Monsieur de Chargebœuf arrêta sa voiture derrière une misérable chaumière bâtie en bois et en terre, entourée de quelques arbres fruitiers, et gardée par des piquets d’infanterie et de cavalerie.

On peut dire que la majesté de la guerre éclatait là dans toute sa splendeur. De ce sommet, les lignes des deux armées se voyaient éclairées par la lune. Après une heure d’attente, remplie par le mouvement perpétuel d’aides de camp partant et revenant, Duroc951, qui vint chercher mademoiselle de Cinq-Cygne et le marquis de Chargebœuf, les fit entrer dans la chaumière, dont le plancher était en terre battue comme celui de nos aires de grange. Devant une table desservie et devant un feu de bois vert qui fumait, Napoléon était assis sur une chaise grossière. Ses bottes pleines de boue, attestaient ses courses à travers champs. Il avait ôté sa fameuse redingote, et alors son uniforme vert, traversé par son grand cordon rouge, rehaussé par le dessous blanc de sa culotte de casimir et de son gilet, faisait admirablement bien valoir sa pâle et terrible figure césarienne. Il avait la main sur une carte dépliée, placée sur ses genoux. Berthier se tenait debout dans son brillant costume de vice-connétable de l’Empire.

Constant, le valet de chambre, présentait à l’Empereur son café sur un plateau.

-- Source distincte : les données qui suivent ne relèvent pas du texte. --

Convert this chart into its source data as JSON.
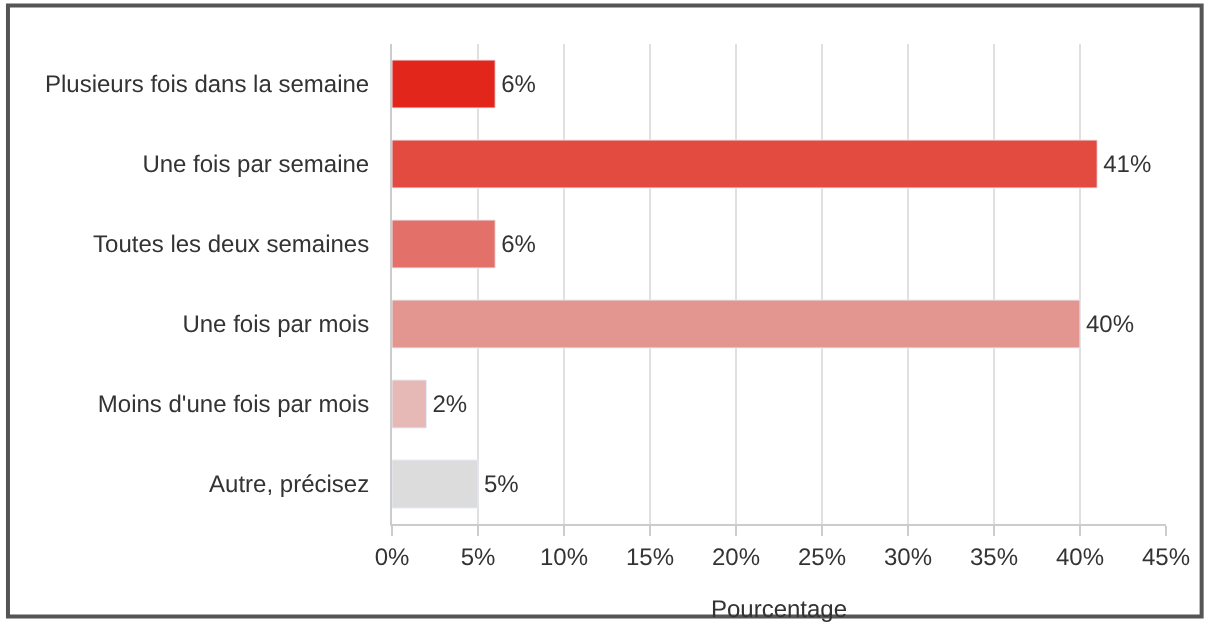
{
  "chart_data": {
    "type": "bar",
    "orientation": "horizontal",
    "xlabel": "Pourcentage",
    "categories": [
      "Plusieurs fois dans la semaine",
      "Une fois par semaine",
      "Toutes les deux semaines",
      "Une fois par mois",
      "Moins d'une fois par mois",
      "Autre, précisez"
    ],
    "values": [
      6,
      41,
      6,
      40,
      2,
      5
    ],
    "value_labels": [
      "6%",
      "41%",
      "6%",
      "40%",
      "2%",
      "5%"
    ],
    "colors": [
      "#e3261b",
      "#e34a40",
      "#e4706a",
      "#e3968f",
      "#e6b9b7",
      "#dcdcdc"
    ],
    "xlim": [
      0,
      45
    ],
    "xticks": [
      {
        "value": 0,
        "label": "0%"
      },
      {
        "value": 5,
        "label": "5%"
      },
      {
        "value": 10,
        "label": "10%"
      },
      {
        "value": 15,
        "label": "15%"
      },
      {
        "value": 20,
        "label": "20%"
      },
      {
        "value": 25,
        "label": "25%"
      },
      {
        "value": 30,
        "label": "30%"
      },
      {
        "value": 35,
        "label": "35%"
      },
      {
        "value": 40,
        "label": "40%"
      },
      {
        "value": 45,
        "label": "45%"
      }
    ],
    "grid": "x"
  }
}
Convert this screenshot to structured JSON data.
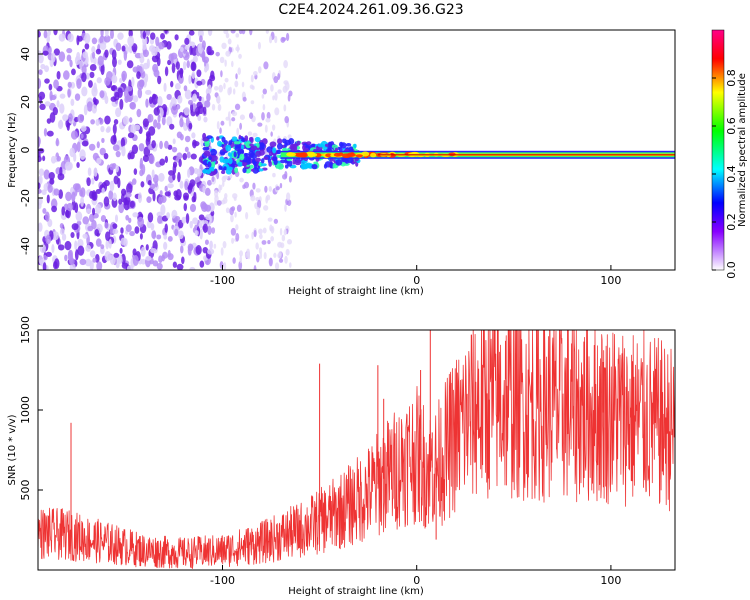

— Que voulez-vous ? dit-il avec une feinte brusquerie en traversant par le rayon de son regard la tête de Laurence. Vous ne craignez donc pas de me parler avant la bataille ? De quoi s’agit-il ? — Sire, dit-elle en le regardant d’un œil non moins fixe, je suis mademoiselle de Cinq-Cygne. — Eh bien ? répondit-il d’une voix colère en se croyant bravé par ce regard. — Ne comprenez-vous donc pas ? je suis la comtesse de Cinq-Cygne, et je vous demande grâce, dit-elle en tombant à genoux et lui tendant le placet rédigé par Talleyrand, apostillé par l’Impératrice, par Cambacérès et par Malin.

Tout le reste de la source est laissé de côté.